Les enseignantes de 1-2 Harmos demandent un réajustement de l'évaluation de leurs élèves

de: Claude Grimm

Les enseignantes de 1-2 Harmos du canton de Neuchâtel ont déposé le 9 mars au Château de Neuchâtel une pétition signée - en trois semaines! - par près de 75% d'entre elles.

Remise de la pétition au vice-chancelier de l'Etat de Neuchâtel par Marie Guinand, coprésidente de la section "enseignants" du SSP-RN, en présence du fonctionnaire Jean-Pierre Schindelholz, alias Vincent Kohler.

Cette pétition demande que le Département de l'éducation revoie la nouvelle évaluation des élèves de 1-2 Harmos que les enseignantes jugent trop lourde, compliquée et abstraite. L'humoriste Vincent Kohler - ancien enseignant et papa d'un jeune enfant - était de la partie pour dénoncer un langage pédagogique abscons... jusqu'à l'absurde!

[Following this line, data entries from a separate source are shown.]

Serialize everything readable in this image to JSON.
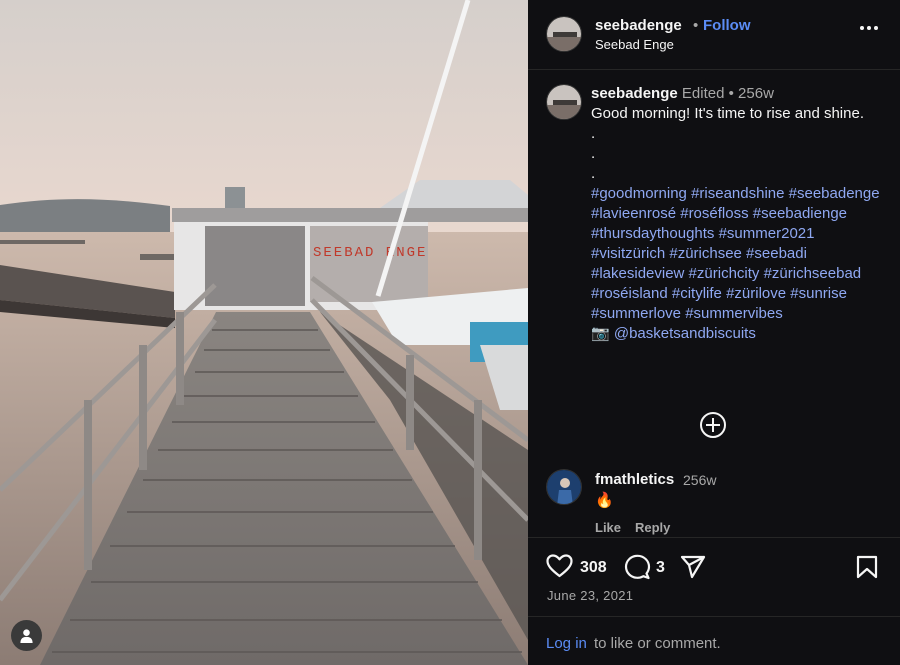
{
  "photo": {
    "sign_text": "SEEBAD ENGE",
    "user_tag_icon": "person-icon"
  },
  "header": {
    "username": "seebadenge",
    "separator": "•",
    "follow_label": "Follow",
    "location": "Seebad Enge",
    "more_icon": "more-horizontal-icon"
  },
  "caption": {
    "username": "seebadenge",
    "edited": "Edited",
    "separator": "•",
    "age": "256w",
    "text": "Good morning! It's time to rise and shine.",
    "dots": [
      ".",
      ".",
      "."
    ],
    "hashtags": "#goodmorning #riseandshine #seebadenge #lavieenrosé #roséfloss #seebadienge #thursdaythoughts #summer2021 #visitzürich #zürichsee #seebadi #lakesideview #zürichcity #zürichseebad #roséisland #citylife #zürilove #sunrise #summerlove #summervibes",
    "camera_emoji": "📷",
    "mention": "@basketsandbiscuits",
    "load_more_icon": "plus-circle-icon"
  },
  "comment": {
    "username": "fmathletics",
    "age": "256w",
    "text": "🔥",
    "like_label": "Like",
    "reply_label": "Reply"
  },
  "actions": {
    "likes": "308",
    "comments": "3",
    "date": "June 23, 2021"
  },
  "login": {
    "link": "Log in",
    "rest": "to like or comment."
  },
  "colors": {
    "background": "#0f0f12",
    "link_blue": "#5b8cf5",
    "hashtag_blue": "#8fa8f2",
    "muted": "#a8a8a8"
  }
}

Voici le lien sur la vidéo de la conférence de presse donnée par l'humoriste qui pour l'occasion a enfilé le costume d'un fonctionnaire de l'Etat de Neuchâtel:

https://www.claudegrimm.ch/OwnCloud8/index.php/s/a5gDhYOCZc79LYm

Voici le texte de la pétition:

Pétition pour un réajustement de l’évaluation en 1-2H
(Attention, cette pétition ne peut être signée que par les enseignantes de 1-2 Harmos !)

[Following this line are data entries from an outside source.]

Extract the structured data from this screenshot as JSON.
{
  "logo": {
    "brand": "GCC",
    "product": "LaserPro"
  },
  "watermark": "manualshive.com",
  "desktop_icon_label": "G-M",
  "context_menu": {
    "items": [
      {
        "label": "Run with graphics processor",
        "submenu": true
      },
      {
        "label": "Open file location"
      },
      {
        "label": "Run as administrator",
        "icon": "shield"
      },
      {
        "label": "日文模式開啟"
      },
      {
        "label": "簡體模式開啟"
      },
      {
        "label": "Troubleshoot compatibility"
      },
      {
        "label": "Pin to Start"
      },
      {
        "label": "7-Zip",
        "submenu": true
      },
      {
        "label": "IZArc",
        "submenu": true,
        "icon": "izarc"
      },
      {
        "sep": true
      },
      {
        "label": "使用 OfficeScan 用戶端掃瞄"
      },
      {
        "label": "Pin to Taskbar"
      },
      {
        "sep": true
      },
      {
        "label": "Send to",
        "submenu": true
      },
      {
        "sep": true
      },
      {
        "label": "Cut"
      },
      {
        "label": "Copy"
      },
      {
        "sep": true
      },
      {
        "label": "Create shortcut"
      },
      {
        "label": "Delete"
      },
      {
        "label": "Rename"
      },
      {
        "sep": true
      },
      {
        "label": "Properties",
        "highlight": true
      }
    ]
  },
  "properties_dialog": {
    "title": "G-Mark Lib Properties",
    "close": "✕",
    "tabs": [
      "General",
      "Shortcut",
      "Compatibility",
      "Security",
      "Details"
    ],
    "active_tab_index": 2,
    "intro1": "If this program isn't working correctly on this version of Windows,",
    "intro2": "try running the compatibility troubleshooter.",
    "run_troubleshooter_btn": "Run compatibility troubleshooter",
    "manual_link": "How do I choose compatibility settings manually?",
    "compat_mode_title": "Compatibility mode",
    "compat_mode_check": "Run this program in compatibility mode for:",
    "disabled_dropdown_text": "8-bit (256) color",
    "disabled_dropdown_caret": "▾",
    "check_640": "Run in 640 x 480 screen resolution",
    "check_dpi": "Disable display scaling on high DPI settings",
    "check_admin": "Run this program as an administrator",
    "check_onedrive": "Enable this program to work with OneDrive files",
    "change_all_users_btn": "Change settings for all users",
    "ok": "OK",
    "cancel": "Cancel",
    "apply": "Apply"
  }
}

En lien avec le concordat Harmos, le canton de Neuchâtel a décidé d'évaluer les enfants de 1-2H.

En août 2013, des volontaires ont été mandatées pour tester le projet. À ce moment-là déjà, les participantes ont signalé des incohérences et ont demandé un report d'une année, ce qui n’a pas été pris en considération.
Le 21 mai 2014, un arrêté a été adopté avant même l’expiration de la phase de test et, par conséquent, avant que les rapports finaux aient été livrés. Une nouvelle fois, les enseignantes n’ont pas été écoutées !
Dès la rentrée d’août 2014, l'ensemble des enseignantes a dû appliquer cette évaluation qui demande trois documents par enfant (recueil de traces, validation des acquis et canevas d'entretien), ainsi qu’un entretien avec chaque parent.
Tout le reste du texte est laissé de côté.